Subsolar Al/Si and Mg/Si ratios of non-carbonaceous chondrites reveal planetesimal formation during early condensation in the protoplanetary disk

1A.Morbidelli,1G.Libourel,2H.Palme,3 S.A.Jacobson,4D.C.Rubie
Earth and Planetary Science Letters 538, 116220 Link to Article [https://doi.org/10.1016/j.epsl.2020.116220]

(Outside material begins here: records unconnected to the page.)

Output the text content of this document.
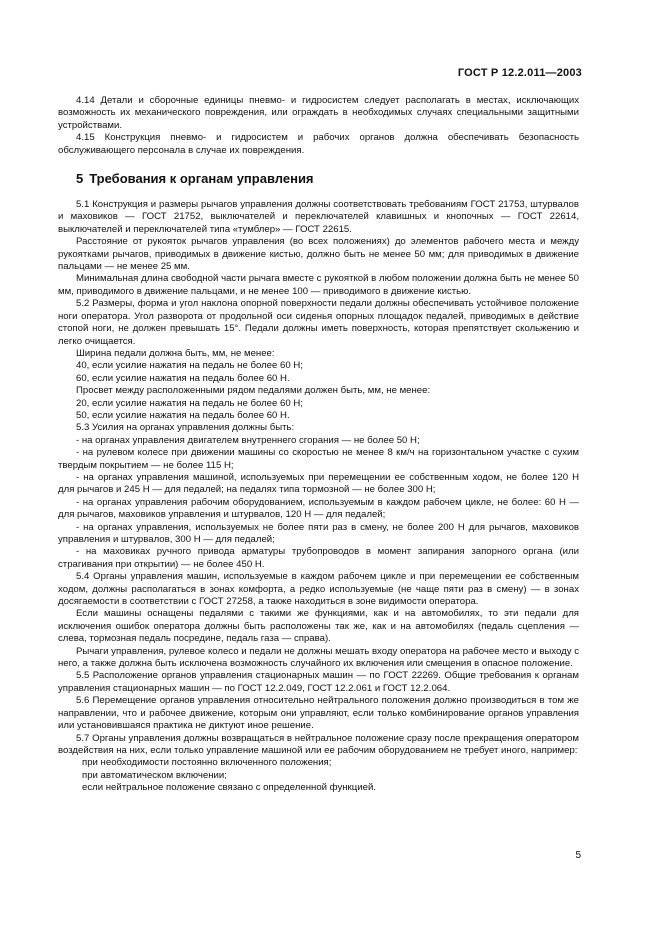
ГОСТ Р 12.2.011—2003

4.14 Детали и сборочные единицы пневмо- и гидросистем следует располагать в местах, исключающих возможность их механического повреждения, или ограждать в необходимых случаях специальными защитными устройствами.

4.15 Конструкция пневмо- и гидросистем и рабочих органов должна обеспечивать безопасность обслуживающего персонала в случае их повреждения.

5 Требования к органам управления

5.1 Конструкция и размеры рычагов управления должны соответствовать требованиям ГОСТ 21753, штурвалов и маховиков — ГОСТ 21752, выключателей и переключателей клавишных и кнопочных — ГОСТ 22614, выключателей и переключателей типа «тумблер» — ГОСТ 22615.

Расстояние от рукояток рычагов управления (во всех положениях) до элементов рабочего места и между рукоятками рычагов, приводимых в движение кистью, должно быть не менее 50 мм; для приводимых в движение пальцами — не менее 25 мм.

Минимальная длина свободной части рычага вместе с рукояткой в любом положении должна быть не менее 50 мм, приводимого в движение пальцами, и не менее 100 — приводимого в движение кистью.

5.2 Размеры, форма и угол наклона опорной поверхности педали должны обеспечивать устойчивое положение ноги оператора. Угол разворота от продольной оси сиденья опорных площадок педалей, приводимых в действие стопой ноги, не должен превышать 15°. Педали должны иметь поверхность, которая препятствует скольжению и легко очищается.

Ширина педали должна быть, мм, не менее:

40, если усилие нажатия на педаль не более 60 Н;

60, если усилие нажатия на педаль более 60 Н.

Просвет между расположенными рядом педалями должен быть, мм, не менее:

20, если усилие нажатия на педаль не более 60 Н;

50, если усилие нажатия на педаль более 60 Н.

5.3 Усилия на органах управления должны быть:

- на органах управления двигателем внутреннего сгорания — не более 50 Н;

- на рулевом колесе при движении машины со скоростью не менее 8 км/ч на горизонтальном участке с сухим твердым покрытием — не более 115 Н;

- на органах управления машиной, используемых при перемещении ее собственным ходом, не более 120 Н для рычагов и 245 Н — для педалей; на педалях типа тормозной — не более 300 Н;

- на органах управления рабочим оборудованием, используемым в каждом рабочем цикле, не более: 60 Н — для рычагов, маховиков управления и штурвалов, 120 Н — для педалей;

- на органах управления, используемых не более пяти раз в смену, не более 200 Н для рычагов, маховиков управления и штурвалов, 300 Н — для педалей;

- на маховиках ручного привода арматуры трубопроводов в момент запирания запорного органа (или страгивания при открытии) — не более 450 Н.

5.4 Органы управления машин, используемые в каждом рабочем цикле и при перемещении ее собственным ходом, должны располагаться в зонах комфорта, а редко используемые (не чаще пяти раз в смену) — в зонах досягаемости в соответствии с ГОСТ 27258, а также находиться в зоне видимости оператора.

Если машины оснащены педалями с такими же функциями, как и на автомобилях, то эти педали для исключения ошибок оператора должны быть расположены так же, как и на автомобилях (педаль сцепления — слева, тормозная педаль посредине, педаль газа — справа).

Рычаги управления, рулевое колесо и педали не должны мешать входу оператора на рабочее место и выходу с него, а также должна быть исключена возможность случайного их включения или смещения в опасное положение.

5.5 Расположение органов управления стационарных машин — по ГОСТ 22269. Общие требования к органам управления стационарных машин — по ГОСТ 12.2.049, ГОСТ 12.2.061 и ГОСТ 12.2.064.

5.6 Перемещение органов управления относительно нейтрального положения должно производиться в том же направлении, что и рабочее движение, которым они управляют, если только комбинирование органов управления или установившаяся практика не диктуют иное решение.

5.7 Органы управления должны возвращаться в нейтральное положение сразу после прекращения оператором воздействия на них, если только управление машиной или ее рабочим оборудованием не требует иного, например:

при необходимости постоянно включенного положения;

при автоматическом включении;

если нейтральное положение связано с определенной функцией.

5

1Laboratoire Lagrange, UMR7293, Université de Nice Sophia-Antipolis, CNRS, Observatoire de la Côte d’Azur, Boulevard de l’Observatoire, 06304 Nice Cedex 4, France
2Senckenberg, world of biodiversity, Sektion Meteoritenforschung, Senckenberganlage 25, 60325 Frankfurt am Main, Germany
3Northwestern University, Dept. of Earth and Planetary Sciences, Evanston, 60208 IL, United States of America
4Bayerisches Geoinstitut, University of Bayreuth, 95440, Bayreuth, Germany
Copyright Elsevier

The Al/Si and Mg/Si ratios in non-carbonaceous chondrites are lower than the solar (i.e., CI-chondritic) values, in sharp contrast to the non-CI carbonaceous meteorites and the Earth, which are enriched in refractory elements and have Mg/Si ratios that are solar or larger. We show that the formation of a first generation of planetesimals during the condensation of refractory elements implies the subsequent formation of residual condensates with strongly sub-solar Al/Si and Mg/Si ratios. The mixing of residual condensates with different amounts of material with solar refractory/Si element ratios explains the Al/Si and Mg/Si values of non-carbonaceous chondrites. To match quantitatively the observed ratios, we find that the first-planetesimals should have accreted when the disk temperature was ∼1,330–1,400 K depending on pressure and assuming a solar C/O ratio of the disk. We discuss how this model relates to our current understanding of disk evolution, grain dynamics, and planetesimal formation. We also extend the discussion to moderately volatile elements (e.g., Na), explaining how it may be possible that the depletion of these elements in non-carbonaceous chondrites is correlated with the depletion of refractory elements (e.g., Al). Extending the analysis to Cr, we find evidence for a higher than solar C/O ratio in the protosolar disk’s gas when/where condensation from a fractionated gas occurred. Finally, we discuss the possibility that the supra-solar Al/Si and Mg/Si ratios of the Earth are due to the accretion of ∼40% of the mass of our planet from the first-generation of refractory-rich planetesimals.